22 de mai. de 2006

Mau jornalismo no horário nobre

Imagino que a audiência nem perceba. Mas o jornal nacional é capaz de verdadeiras aulas de mau jornalismo, falhando no mais básico da profissão: a checagem das informações. No processo de transição da prefeitura de São Paulo, no começo de 2005, a ex-prefeita, Marta Suplicy, do PT, deixou de pagar, no final de dezembro, uma parcela de cerca de R$100 milhões da dívida da cidade com a União. José Serra, do PSDB, reclamou. A assessoria de Marta confirmou o não pagamento, mas alegou que faltou dinheiro por que o governo de São Paulo, do governador do PSDB Geraldo Alckmin, havia depositado uma verba que cabia à prefeitura em juízo. Isso significa que o dinheiro estaria indisponível até que a pendência jurídica que envolvia os recursos fosse sanada.

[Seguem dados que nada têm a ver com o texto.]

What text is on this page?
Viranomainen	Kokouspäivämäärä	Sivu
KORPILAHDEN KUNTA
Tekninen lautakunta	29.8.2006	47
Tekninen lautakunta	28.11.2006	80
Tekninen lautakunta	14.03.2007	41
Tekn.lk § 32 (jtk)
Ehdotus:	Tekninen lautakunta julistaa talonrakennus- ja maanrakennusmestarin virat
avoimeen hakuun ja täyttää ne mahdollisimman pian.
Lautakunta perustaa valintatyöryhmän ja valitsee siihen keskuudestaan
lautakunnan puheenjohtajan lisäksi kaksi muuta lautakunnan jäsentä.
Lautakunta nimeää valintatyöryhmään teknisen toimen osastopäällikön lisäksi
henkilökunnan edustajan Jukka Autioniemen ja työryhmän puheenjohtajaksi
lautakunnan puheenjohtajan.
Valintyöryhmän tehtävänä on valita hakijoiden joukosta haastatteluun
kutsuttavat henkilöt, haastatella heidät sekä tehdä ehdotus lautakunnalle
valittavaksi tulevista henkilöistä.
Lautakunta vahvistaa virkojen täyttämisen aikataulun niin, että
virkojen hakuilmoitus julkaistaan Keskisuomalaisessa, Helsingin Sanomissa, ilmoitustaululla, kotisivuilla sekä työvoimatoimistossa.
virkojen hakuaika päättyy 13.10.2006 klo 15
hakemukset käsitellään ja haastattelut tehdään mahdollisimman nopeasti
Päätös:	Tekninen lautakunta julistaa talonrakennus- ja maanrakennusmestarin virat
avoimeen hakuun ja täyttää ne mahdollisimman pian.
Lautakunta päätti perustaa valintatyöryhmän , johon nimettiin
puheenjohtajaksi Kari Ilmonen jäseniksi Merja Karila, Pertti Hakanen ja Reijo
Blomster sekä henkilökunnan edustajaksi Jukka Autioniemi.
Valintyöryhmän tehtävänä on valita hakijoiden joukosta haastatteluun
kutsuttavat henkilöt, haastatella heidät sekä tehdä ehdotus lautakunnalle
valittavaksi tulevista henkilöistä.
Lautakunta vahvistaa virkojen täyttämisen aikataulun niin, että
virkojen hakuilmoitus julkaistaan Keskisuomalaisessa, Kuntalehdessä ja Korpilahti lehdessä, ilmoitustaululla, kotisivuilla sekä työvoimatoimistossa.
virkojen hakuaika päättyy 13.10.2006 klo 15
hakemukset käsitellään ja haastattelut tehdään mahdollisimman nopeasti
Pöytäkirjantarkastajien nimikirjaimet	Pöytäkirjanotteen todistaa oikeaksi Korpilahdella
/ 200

O Jornal Nacional contou tudo isso. Aparentemente, um primor de jornalismo. Eis o equívoco. A primeira coisa a fazer diante da alegação de Marta era verificar se havia o tal depósito de fato e se, com ele, a prefeitura teria perdido a capacidade de pagamento. Se houvesse o depósito, é necessário saber o porquê. Eventualmente, o Governo do Estado podia estar jogando com isso para desgastar Marta. Ou não. A audiência não ficou sabendo disso. A notícia se reduziu a “fulano disse X, mas Beltrano explicou X por Y”. Cabia ao jornalista chagar a informação e fazer a matéria completa.
Os jornalistas da Globo estão longe de ser amadores. Muitas vezes, estas gafes são por hábito. Mau-hábito, diga-se. A preguiça profissional é providencial. Fazer jornalismo de verdade dá trabalho. Deixá-lo assim é mais fácil e mais espetaculoso. Fazer mau jornalismo é um hábito da TV. Ela precisa converter a política neste jogo de disse que disse, neste emaranhado onde não se sabe a verdade. A TV busca sempre, na declaração dos políticos, aquilo que converta política num ringue. Se o público percebe a política assim, a TV tem parte de culpa.
A notícia é mais saborosa quando a polêmica é intensa. Os pequenos lapsos jornalísticos também permitem construir uma imagem que tem pouca relação com os acontecimentos. Isso é muito conveniente quando o jornal é um instrumento de poder. Jornalismo bem feito é algo que a Globo faz de vez em quando, para dizer que sabe, para afirmar que o resto tem o mesmo apuro. Saber, sabe mesmo. A questão é se quer.